Wednesday, May 27, 2009

Lay Off

Another one I wrote last week. At least I am slowly catching up!!!

Shawn told me Sunday that he thought he would be laid off this week. He has had a suspicion for about a month. He has pretty much known for two weeks. He tells me the night before. He called Monday morning and said he thought it would actually be that day. He called by 1:00 and said it was a done deal. In the time from Sunday night when he clued me in to the time it became a reality, I was OK. I thought God must have a pretty big plan for us and I definitely knew He would take care of us. I was actually a little excited thinking about what God must be working on. When Shawn left the airlines, I was devastated for more reasons than one. I was sure he would hate it; I knew he would end up resenting me and the kids. Even though we never asked for him to be home more (and I actually begged him to stay where he was), he was leaving for us, and I did not want to blamed for something I did not want in the first place. I would like to say I trusted my husband and his plans for us, because that is what I should have done. But, I did not, I fought him every step of the way. When this lay-off was a possibility, I thought that if God made that work out, this would be OK as well. I like how God slowly prepares us for what He really has in store for us. He gives us little obstacles so that when it comes time to jump over the mountain, we just jump, knowing he is going to carry us all the way over. That is how I felt. Now though, the lay is a reality. So, I am struggling to keep that perspective.
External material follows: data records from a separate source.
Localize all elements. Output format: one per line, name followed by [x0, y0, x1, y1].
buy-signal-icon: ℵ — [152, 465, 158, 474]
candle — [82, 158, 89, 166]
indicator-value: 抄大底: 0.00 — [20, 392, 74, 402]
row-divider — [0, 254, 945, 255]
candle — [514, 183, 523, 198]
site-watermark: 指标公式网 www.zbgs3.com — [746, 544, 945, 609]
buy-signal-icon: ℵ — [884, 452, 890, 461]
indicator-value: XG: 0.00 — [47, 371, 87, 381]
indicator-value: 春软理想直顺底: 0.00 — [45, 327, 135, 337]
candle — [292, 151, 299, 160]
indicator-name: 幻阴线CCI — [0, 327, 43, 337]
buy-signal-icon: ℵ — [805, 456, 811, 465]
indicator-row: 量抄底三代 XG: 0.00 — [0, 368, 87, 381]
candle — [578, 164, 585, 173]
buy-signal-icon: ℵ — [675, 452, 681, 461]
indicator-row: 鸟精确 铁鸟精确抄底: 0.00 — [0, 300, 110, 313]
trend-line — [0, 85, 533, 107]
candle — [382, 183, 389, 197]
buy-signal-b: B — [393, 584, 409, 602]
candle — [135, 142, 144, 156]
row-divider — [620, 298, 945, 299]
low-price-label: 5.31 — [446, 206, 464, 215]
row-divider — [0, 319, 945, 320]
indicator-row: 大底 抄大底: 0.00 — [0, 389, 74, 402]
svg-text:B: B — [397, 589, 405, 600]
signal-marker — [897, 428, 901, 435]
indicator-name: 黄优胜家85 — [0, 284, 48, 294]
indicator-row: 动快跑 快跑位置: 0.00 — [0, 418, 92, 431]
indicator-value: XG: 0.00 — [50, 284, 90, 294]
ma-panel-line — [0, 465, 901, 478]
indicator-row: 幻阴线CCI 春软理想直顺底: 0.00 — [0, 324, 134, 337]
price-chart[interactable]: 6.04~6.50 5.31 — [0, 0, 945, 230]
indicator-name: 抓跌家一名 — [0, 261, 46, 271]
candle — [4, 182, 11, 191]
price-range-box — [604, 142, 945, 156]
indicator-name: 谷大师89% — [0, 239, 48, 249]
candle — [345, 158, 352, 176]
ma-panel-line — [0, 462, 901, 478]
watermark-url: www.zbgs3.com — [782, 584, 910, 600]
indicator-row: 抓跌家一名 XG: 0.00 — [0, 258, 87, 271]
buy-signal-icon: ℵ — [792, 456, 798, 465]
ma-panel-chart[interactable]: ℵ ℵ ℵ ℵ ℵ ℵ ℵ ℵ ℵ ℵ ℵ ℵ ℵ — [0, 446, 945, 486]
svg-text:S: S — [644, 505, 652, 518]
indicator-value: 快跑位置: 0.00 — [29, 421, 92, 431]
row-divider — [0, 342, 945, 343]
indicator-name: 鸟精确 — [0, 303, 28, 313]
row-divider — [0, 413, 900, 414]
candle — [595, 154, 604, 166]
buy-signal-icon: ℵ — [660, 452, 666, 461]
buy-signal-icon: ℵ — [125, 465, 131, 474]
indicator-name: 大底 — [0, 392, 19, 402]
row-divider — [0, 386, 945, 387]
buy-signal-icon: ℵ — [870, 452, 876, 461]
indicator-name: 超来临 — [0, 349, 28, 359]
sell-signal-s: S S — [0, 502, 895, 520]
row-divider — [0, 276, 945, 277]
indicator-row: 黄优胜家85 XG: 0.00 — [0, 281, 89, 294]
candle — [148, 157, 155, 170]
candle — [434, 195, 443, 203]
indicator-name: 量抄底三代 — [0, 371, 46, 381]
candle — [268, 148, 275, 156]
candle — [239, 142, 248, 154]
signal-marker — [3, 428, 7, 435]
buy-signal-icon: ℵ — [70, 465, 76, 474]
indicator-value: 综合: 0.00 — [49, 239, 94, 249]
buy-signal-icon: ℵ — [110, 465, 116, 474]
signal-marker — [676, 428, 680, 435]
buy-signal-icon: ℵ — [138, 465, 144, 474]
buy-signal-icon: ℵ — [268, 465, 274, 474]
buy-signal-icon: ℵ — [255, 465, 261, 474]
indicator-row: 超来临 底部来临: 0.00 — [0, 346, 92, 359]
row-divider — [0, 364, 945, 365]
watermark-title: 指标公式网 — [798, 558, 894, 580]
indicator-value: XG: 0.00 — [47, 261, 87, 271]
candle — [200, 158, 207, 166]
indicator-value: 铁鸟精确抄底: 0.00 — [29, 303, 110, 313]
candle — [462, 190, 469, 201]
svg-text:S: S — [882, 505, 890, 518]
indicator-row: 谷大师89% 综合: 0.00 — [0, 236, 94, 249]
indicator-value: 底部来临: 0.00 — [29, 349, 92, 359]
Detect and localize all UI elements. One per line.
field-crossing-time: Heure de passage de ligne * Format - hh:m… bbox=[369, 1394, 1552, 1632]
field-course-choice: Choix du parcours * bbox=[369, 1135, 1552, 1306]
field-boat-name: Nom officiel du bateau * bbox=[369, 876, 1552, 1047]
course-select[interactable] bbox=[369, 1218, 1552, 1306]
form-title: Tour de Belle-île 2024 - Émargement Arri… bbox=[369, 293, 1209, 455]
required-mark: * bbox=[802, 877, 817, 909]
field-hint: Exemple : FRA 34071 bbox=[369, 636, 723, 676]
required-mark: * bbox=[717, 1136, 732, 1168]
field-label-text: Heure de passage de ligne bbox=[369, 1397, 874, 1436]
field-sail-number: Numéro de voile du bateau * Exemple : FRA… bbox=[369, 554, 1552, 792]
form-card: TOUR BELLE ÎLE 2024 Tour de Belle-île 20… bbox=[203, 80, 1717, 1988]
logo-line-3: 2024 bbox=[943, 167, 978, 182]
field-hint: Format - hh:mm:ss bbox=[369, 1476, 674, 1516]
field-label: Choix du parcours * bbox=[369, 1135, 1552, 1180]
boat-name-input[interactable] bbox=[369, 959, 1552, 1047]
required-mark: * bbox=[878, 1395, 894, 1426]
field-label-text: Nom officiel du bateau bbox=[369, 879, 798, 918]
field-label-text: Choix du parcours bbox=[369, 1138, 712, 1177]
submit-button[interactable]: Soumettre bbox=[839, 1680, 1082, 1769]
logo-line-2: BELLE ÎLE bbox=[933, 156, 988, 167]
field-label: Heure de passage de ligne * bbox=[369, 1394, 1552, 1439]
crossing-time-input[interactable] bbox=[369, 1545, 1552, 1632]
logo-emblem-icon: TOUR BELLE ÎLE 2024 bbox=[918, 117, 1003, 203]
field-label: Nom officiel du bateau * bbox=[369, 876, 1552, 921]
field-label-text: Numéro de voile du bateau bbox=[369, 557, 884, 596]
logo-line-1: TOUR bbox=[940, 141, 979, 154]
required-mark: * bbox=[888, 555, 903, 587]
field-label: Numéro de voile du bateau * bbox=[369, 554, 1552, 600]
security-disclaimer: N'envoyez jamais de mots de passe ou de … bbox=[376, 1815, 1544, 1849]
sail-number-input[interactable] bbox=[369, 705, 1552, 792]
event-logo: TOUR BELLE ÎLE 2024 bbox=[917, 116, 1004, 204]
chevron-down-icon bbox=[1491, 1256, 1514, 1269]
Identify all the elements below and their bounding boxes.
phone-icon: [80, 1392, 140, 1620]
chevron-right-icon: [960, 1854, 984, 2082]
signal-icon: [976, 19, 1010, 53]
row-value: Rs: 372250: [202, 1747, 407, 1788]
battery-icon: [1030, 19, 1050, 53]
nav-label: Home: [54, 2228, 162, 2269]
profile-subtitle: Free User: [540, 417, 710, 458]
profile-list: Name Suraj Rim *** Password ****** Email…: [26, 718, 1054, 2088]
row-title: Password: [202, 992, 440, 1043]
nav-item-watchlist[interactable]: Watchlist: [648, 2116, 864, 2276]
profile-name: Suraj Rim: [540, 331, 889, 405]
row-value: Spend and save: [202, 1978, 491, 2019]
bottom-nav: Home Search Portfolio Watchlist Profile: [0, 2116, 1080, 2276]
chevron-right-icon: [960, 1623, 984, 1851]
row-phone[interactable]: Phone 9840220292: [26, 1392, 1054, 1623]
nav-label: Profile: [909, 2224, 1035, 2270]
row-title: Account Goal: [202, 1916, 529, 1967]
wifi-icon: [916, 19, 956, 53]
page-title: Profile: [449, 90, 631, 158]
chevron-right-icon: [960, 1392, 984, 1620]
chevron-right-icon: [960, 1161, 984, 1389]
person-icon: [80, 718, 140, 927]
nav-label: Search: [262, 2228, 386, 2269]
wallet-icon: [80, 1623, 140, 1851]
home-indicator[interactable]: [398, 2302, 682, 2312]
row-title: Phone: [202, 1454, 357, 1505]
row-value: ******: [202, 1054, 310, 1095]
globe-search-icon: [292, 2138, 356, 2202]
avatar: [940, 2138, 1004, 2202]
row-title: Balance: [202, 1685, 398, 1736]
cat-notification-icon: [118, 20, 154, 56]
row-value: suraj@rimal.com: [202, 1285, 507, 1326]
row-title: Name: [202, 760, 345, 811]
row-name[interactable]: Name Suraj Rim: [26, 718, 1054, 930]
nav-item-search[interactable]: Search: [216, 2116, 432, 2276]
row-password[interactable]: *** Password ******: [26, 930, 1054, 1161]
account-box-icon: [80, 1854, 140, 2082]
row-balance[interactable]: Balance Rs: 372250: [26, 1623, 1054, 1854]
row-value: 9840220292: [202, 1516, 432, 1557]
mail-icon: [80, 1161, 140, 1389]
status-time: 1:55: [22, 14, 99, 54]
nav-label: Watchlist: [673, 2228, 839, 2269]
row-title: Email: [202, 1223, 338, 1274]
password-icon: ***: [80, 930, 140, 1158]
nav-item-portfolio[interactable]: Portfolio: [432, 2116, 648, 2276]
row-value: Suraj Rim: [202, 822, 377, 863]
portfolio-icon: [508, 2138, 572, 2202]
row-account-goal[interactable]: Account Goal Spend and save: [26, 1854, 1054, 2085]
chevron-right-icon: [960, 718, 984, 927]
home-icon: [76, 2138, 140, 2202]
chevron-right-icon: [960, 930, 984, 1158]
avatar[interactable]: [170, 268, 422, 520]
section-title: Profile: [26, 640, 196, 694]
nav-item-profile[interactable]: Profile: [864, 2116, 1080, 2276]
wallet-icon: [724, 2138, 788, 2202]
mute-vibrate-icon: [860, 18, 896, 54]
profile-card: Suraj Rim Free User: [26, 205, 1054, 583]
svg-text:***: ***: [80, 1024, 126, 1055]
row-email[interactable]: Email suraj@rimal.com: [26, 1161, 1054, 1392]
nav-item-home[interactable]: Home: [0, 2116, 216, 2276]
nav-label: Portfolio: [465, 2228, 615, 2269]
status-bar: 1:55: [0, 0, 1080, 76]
It is definitely harder when you are living it through it though. But, I still believe it. I just have to remind myself of it a whole lot more, and it is now not really exciting. But, it is an adventure. And, I am ready to learn what God is ready to teach. I am excited about what that might be. I am glad that I am not at a place where we try everything on our own first and then finally decide to let God fix it. I am at His feet right now; the very first second, ready to just eat it up like a little kid entering school for the first time. Teach me to be more patient, teach me to not be so worldly, teach me to trust You for everything, teach me to be more sympathetic to others in need, teach me I can’t fix everything by trying harder, teach me to get my value from Christ, not from a job or position. I am hoping in the meantime, He can teach me how to stretch a dollar as well.